Adoptado pela cidade, vejo os meus concidadãos passar
debruçado na varanda de um terceiro andar.
Nada de espantar: fiz o mesmo na aldeia natal, no poial
da porta rasa. Se diferença há é de altura e de perfil;
as pessoas são como as pessoas são.
Uns de fartos bigodes ou gordos de não poder mais,
outros estreitos como frestas.

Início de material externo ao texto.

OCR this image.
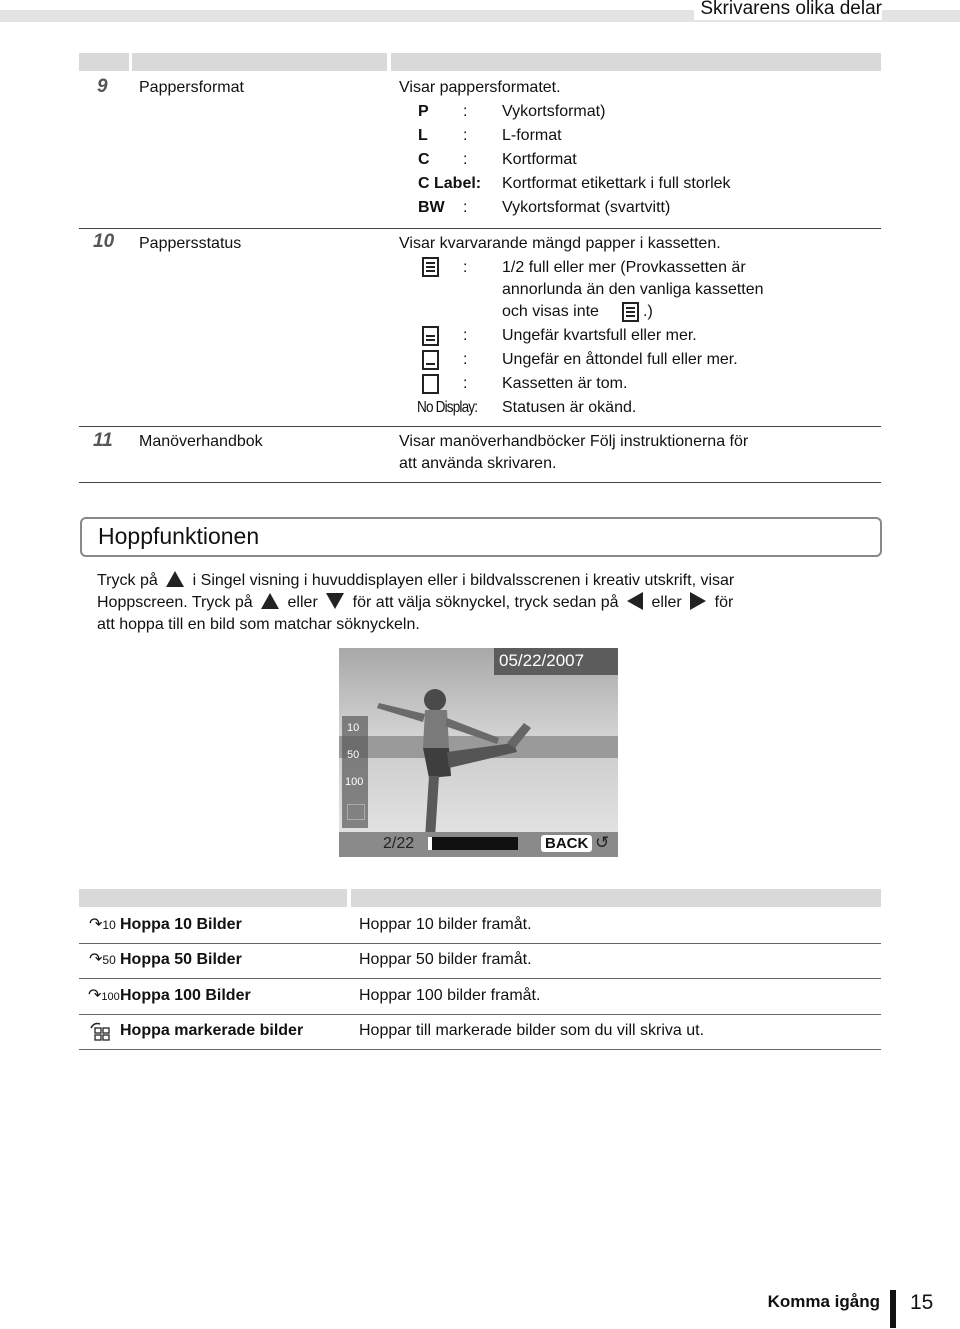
Skrivarens olika delar
9 Pappersformat	Visar pappersformatet.
P : Vykortsformat)
L : L-format
C : Kortformat
C Label: Kortformat etikettark i full storlek
BW : Vykortsformat (svartvitt)
10 Pappersstatus	Visar kvarvarande mängd papper i kassetten.
: 1/2 full eller mer (Provkassetten är
annorlunda än den vanliga kassetten
och visas inte	.)
: Ungefär kvartsfull eller mer.
: Ungefär en åttondel full eller mer.
: Kassetten är tom.
No Display:	Statusen är okänd.
11 Manöverhandbok	Visar manöverhandböcker Följ instruktionerna för
att använda skrivaren.
Hoppfunktionen
Tryck på i Singel visning i huvuddisplayen eller i bildvalsscrenen i kreativ utskrift, visar
Hoppscreen. Tryck på eller för att välja söknyckel, tryck sedan på eller för
att hoppa till en bild som matchar söknyckeln.
05/22/2007
10
50
100
2/22	BACK ↺
↷10 Hoppa 10 Bilder	Hoppar 10 bilder framåt.
↷50 Hoppa 50 Bilder	Hoppar 50 bilder framåt.
↷100 Hoppa 100 Bilder	Hoppar 100 bilder framåt.
Hoppa markerade bilder	Hoppar till markerade bilder som du vill skriva ut.
Komma igång 15
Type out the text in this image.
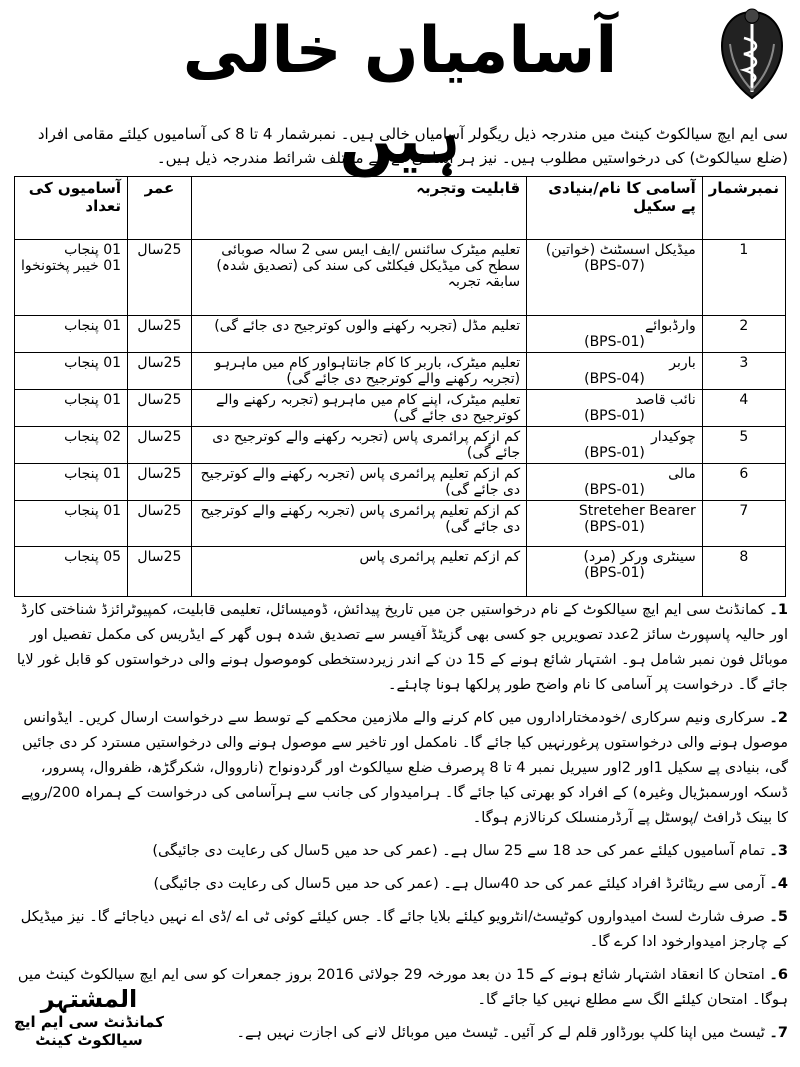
آسامیاں خالی ہیں
سی ایم ایچ سیالکوٹ کینٹ میں مندرجہ ذیل ریگولر آسامیاں خالی ہیں۔ نمبرشمار 4 تا 8 کی آسامیوں کیلئے مقامی افراد (ضلع سیالکوٹ) کی درخواستیں مطلوب ہیں۔ نیز ہر آسامی کے لئے مختلف شرائط مندرجہ ذیل ہیں۔
نمبرشمار	آسامی کا نام/بنیادی پے سکیل	قابلیت وتجربہ	عمر	آسامیوں کی تعداد

1	میڈیکل اسسٹنٹ (خواتین)
(BPS-07)	تعلیم میٹرک سائنس /ایف ایس سی 2 سالہ صوبائی سطح کی میڈیکل فیکلٹی کی سند کی (تصدیق شدہ) سابقہ تجربہ	25سال	01 پنجاب
01 خیبر پختونخوا

2	وارڈبوائے
(BPS-01)	تعلیم مڈل (تجربہ رکھنے والوں کوترجیح دی جائے گی)	25سال	01 پنجاب

3	باربر
(BPS-04)	تعلیم میٹرک، باربر کا کام جانتاہواور کام میں ماہرہو (تجربہ رکھنے والے کوترجیح دی جائے گی)	25سال	01 پنجاب

4	نائب قاصد
(BPS-01)	تعلیم میٹرک، اپنے کام میں ماہرہو (تجربہ رکھنے والے کوترجیح دی جائے گی)	25سال	01 پنجاب

5	چوکیدار
(BPS-01)	کم ازکم پرائمری پاس (تجربہ رکھنے والے کوترجیح دی جائے گی)	25سال	02 پنجاب

6	مالی
(BPS-01)	کم ازکم تعلیم پرائمری پاس (تجربہ رکھنے والے کوترجیح دی جائے گی)	25سال	01 پنجاب

7	Streteher Bearer
(BPS-01)	کم ازکم تعلیم پرائمری پاس (تجربہ رکھنے والے کوترجیح دی جائے گی)	25سال	01 پنجاب

8	سینٹری ورکر (مرد)
(BPS-01)	کم ازکم تعلیم پرائمری پاس	25سال	05 پنجاب
1۔ کمانڈنٹ سی ایم ایچ سیالکوٹ کے نام درخواستیں جن میں تاریخ پیدائش، ڈومیسائل، تعلیمی قابلیت، کمپیوٹرائزڈ شناختی کارڈ اور حالیہ پاسپورٹ سائز 2عدد تصویریں جو کسی بھی گزیٹڈ آفیسر سے تصدیق شدہ ہوں گھر کے ایڈریس کی مکمل تفصیل اور موبائل فون نمبر شامل ہو۔ اشتہار شائع ہونے کے 15 دن کے اندر زیردستخطی کوموصول ہونے والی درخواستوں کو قابل غور لایا جائے گا۔ درخواست پر آسامی کا نام واضح طور پرلکھا ہونا چاہئے۔
2۔ سرکاری ونیم سرکاری /خودمختاراداروں میں کام کرنے والے ملازمین محکمے کے توسط سے درخواست ارسال کریں۔ ایڈوانس موصول ہونے والی درخواستوں پرغورنہیں کیا جائے گا۔ نامکمل اور تاخیر سے موصول ہونے والی درخواستیں مسترد کر دی جائیں گی، بنیادی پے سکیل 1اور 2اور سیریل نمبر 4 تا 8 پرصرف ضلع سیالکوٹ اور گردونواح (نارووال، شکرگڑھ، ظفروال، پسرور، ڈسکہ اورسمبڑیال وغیرہ) کے افراد کو بھرتی کیا جائے گا۔ ہرامیدوار کی جانب سے ہرآسامی کی درخواست کے ہمراہ 200/روپے کا بینک ڈرافٹ /پوسٹل پے آرڈرمنسلک کرنالازم ہوگا۔
3۔ تمام آسامیوں کیلئے عمر کی حد 18 سے 25 سال ہے۔ (عمر کی حد میں 5سال کی رعایت دی جائیگی)
4۔ آرمی سے ریٹائرڈ افراد کیلئے عمر کی حد 40سال ہے۔ (عمر کی حد میں 5سال کی رعایت دی جائیگی)
5۔ صرف شارٹ لسٹ امیدواروں کوٹیسٹ/انٹرویو کیلئے بلایا جائے گا۔ جس کیلئے کوئی ٹی اے /ڈی اے نہیں دیاجائے گا۔ نیز میڈیکل کے چارجز امیدوارخود ادا کرے گا۔
6۔ امتحان کا انعقاد اشتہار شائع ہونے کے 15 دن بعد مورخہ 29 جولائی 2016 بروز جمعرات کو سی ایم ایچ سیالکوٹ کینٹ میں ہوگا۔ امتحان کیلئے الگ سے مطلع نہیں کیا جائے گا۔
7۔ ٹیسٹ میں اپنا کلپ بورڈاور قلم لے کر آئیں۔ ٹیسٹ میں موبائل لانے کی اجازت نہیں ہے۔
المشتہر
کمانڈنٹ سی ایم ایچ سیالکوٹ کینٹ
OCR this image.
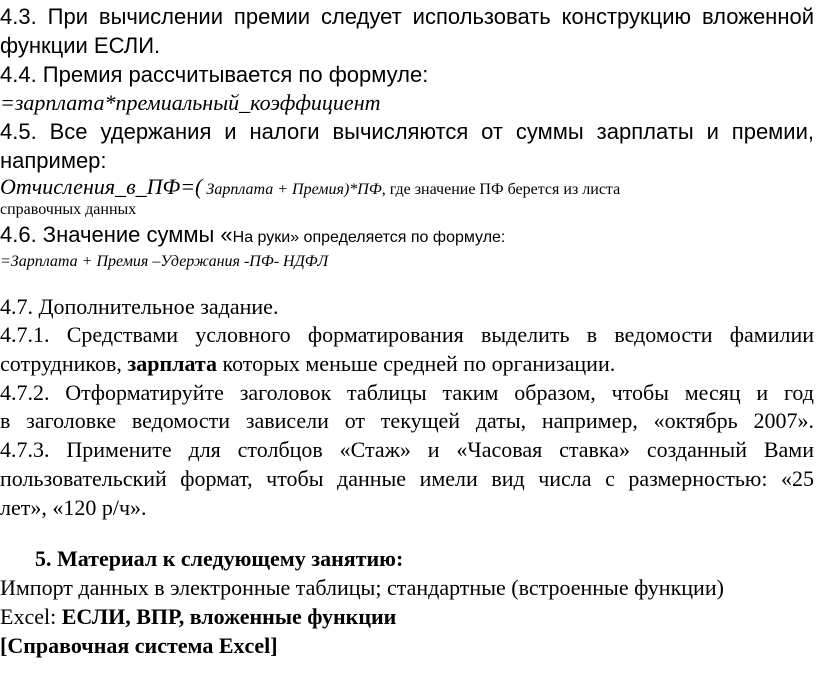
4.3. При вычислении премии следует использовать конструкцию вложенной
функции ЕСЛИ.
4.4. Премия рассчитывается по формуле:
=зарплата*премиальный_коэффициент
4.5. Все удержания и налоги вычисляются от суммы зарплаты и премии,
например:
Отчисления_в_ПФ=( Зарплата + Премия)*ПФ, где значение ПФ берется из листа
справочных данных
4.6. Значение суммы «На руки» определяется по формуле:
=Зарплата + Премия –Удержания -ПФ- НДФЛ
4.7. Дополнительное задание.
4.7.1. Средствами условного форматирования выделить в ведомости фамилии
сотрудников, зарплата которых меньше средней по организации.
4.7.2. Отформатируйте заголовок таблицы таким образом, чтобы месяц и год
в заголовке ведомости зависели от текущей даты, например, «октябрь 2007».
4.7.3. Примените для столбцов «Стаж» и «Часовая ставка» созданный Вами
пользовательский формат, чтобы данные имели вид числа с размерностью: «25
лет», «120 р/ч».
5. Материал к следующему занятию:
Импорт данных в электронные таблицы; стандартные (встроенные функции)
Excel: ЕСЛИ, ВПР, вложенные функции
[Справочная система Excel]
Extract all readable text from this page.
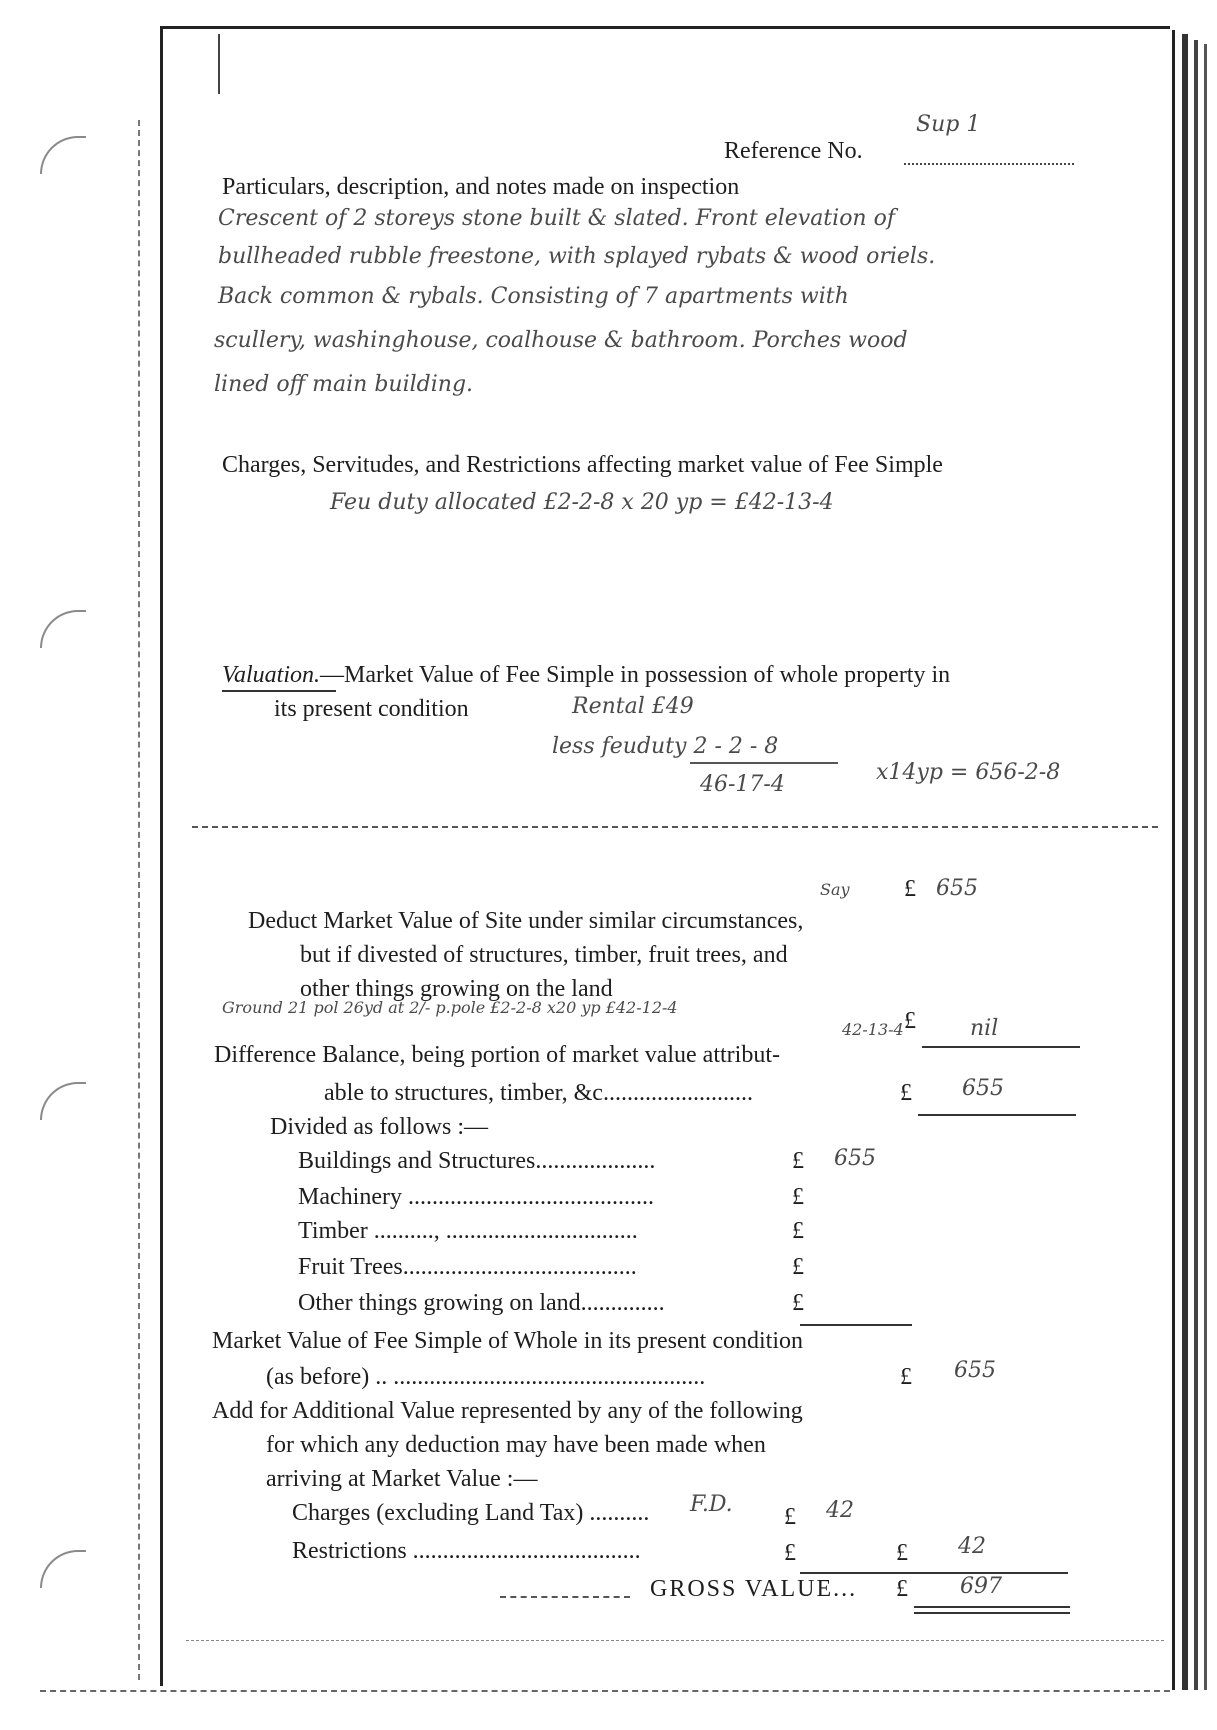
Reference No.
Sup 1
Particulars, description, and notes made on inspection
Crescent of 2 storeys stone built & slated. Front elevation of
bullheaded rubble freestone, with splayed rybats & wood oriels.
Back common & rybals. Consisting of 7 apartments with
scullery, washinghouse, coalhouse & bathroom. Porches wood
lined off main building.
Charges, Servitudes, and Restrictions affecting market value of Fee Simple
Feu duty allocated £2-2-8 x 20 yp = £42-13-4
Valuation.—Market Value of Fee Simple in possession of whole property in
its present condition	Rental £49
less feuduty 2 - 2 - 8
46-17-4	x14yp = 656-2-8
Say £ 655
Deduct Market Value of Site under similar circumstances,
but if divested of structures, timber, fruit trees, and
other things growing on the land
Ground 21 pol 26yd at 2/- p.pole £2-2-8 x20 yp £42-12-4
42-13-4 £ nil
Difference Balance, being portion of market value attribut-
able to structures, timber, &c.........................	£ 655
Divided as follows :—
Buildings and Structures....................	£ 655
Machinery .........................................	£
Timber .........., ................................	£
Fruit Trees.......................................	£
Other things growing on land..............	£
Market Value of Fee Simple of Whole in its present condition
(as before) .. ....................................................	£ 655
Add for Additional Value represented by any of the following
for which any deduction may have been made when
arriving at Market Value :—
Charges (excluding Land Tax) .......... F.D. £ 42
Restrictions ......................................	£	£ 42
GROSS VALUE... £ 697
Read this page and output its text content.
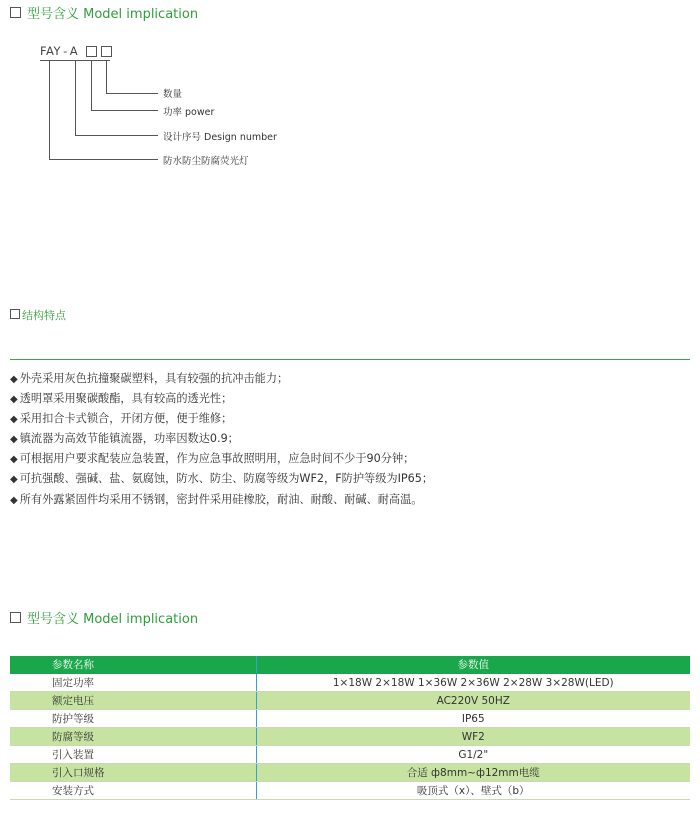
型号含义 Model implication
FAY - A
数量
功率 power
设计序号 Design number
防水防尘防腐荧光灯
结构特点
◆ 外壳采用灰色抗撞聚碳塑料，具有较强的抗冲击能力；
◆ 透明罩采用聚碳酸酯，具有较高的透光性；
◆ 采用扣合卡式锁合，开闭方便，便于维修；
◆ 镇流器为高效节能镇流器，功率因数达0.9；
◆ 可根据用户要求配装应急装置，作为应急事故照明用，应急时间不少于90分钟；
◆ 可抗强酸、强碱、盐、氨腐蚀，防水、防尘、防腐等级为WF2，F防护等级为IP65；
◆ 所有外露紧固件均采用不锈钢，密封件采用硅橡胶，耐油、耐酸、耐碱、耐高温。
型号含义 Model implication
参数名称	参数值
固定功率	1×18W 2×18W 1×36W 2×36W 2×28W 3×28W(LED)
额定电压	AC220V 50HZ
防护等级	IP65
防腐等级	WF2
引入装置	G1/2"
引入口规格	合适 ф8mm~ф12mm电缆
安装方式	吸顶式（x）、壁式（b）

Carecas, mancos
fazendo equilíbrio num par de muletas.
Damas e moçoilas, que a esta distância me parecem todas
belas.
Crianças, essas passam duas vezes, a primeira
por se terem escapado e a segunda porque enfim
regressaram
ao chamamento imperativo dos pais.
Nem sempre os mais hirtos são os mais verticais ou,
dito de outra forma, nem todos os que passam de espinha
direita
a mantêm nos outros caminhos fora do alcance da minha
varanda.
Há os que choram, os que levam pressa e outros tantos
que o vagar lhes permite olhar para todos os lados,
acenam-me lá de baixo e eu faço-lhes adeus também.
Muitos passam de automóvel sem tempo para mais nada.
Mesmo que não passasse ninguém, a varanda
do meu terceiro andar continuava a ser a minha atalaia,
mesmo que não fosse no terceiro andar e não tivesse
varanda,
haveria de imaginar tudo isto e escrever este poema.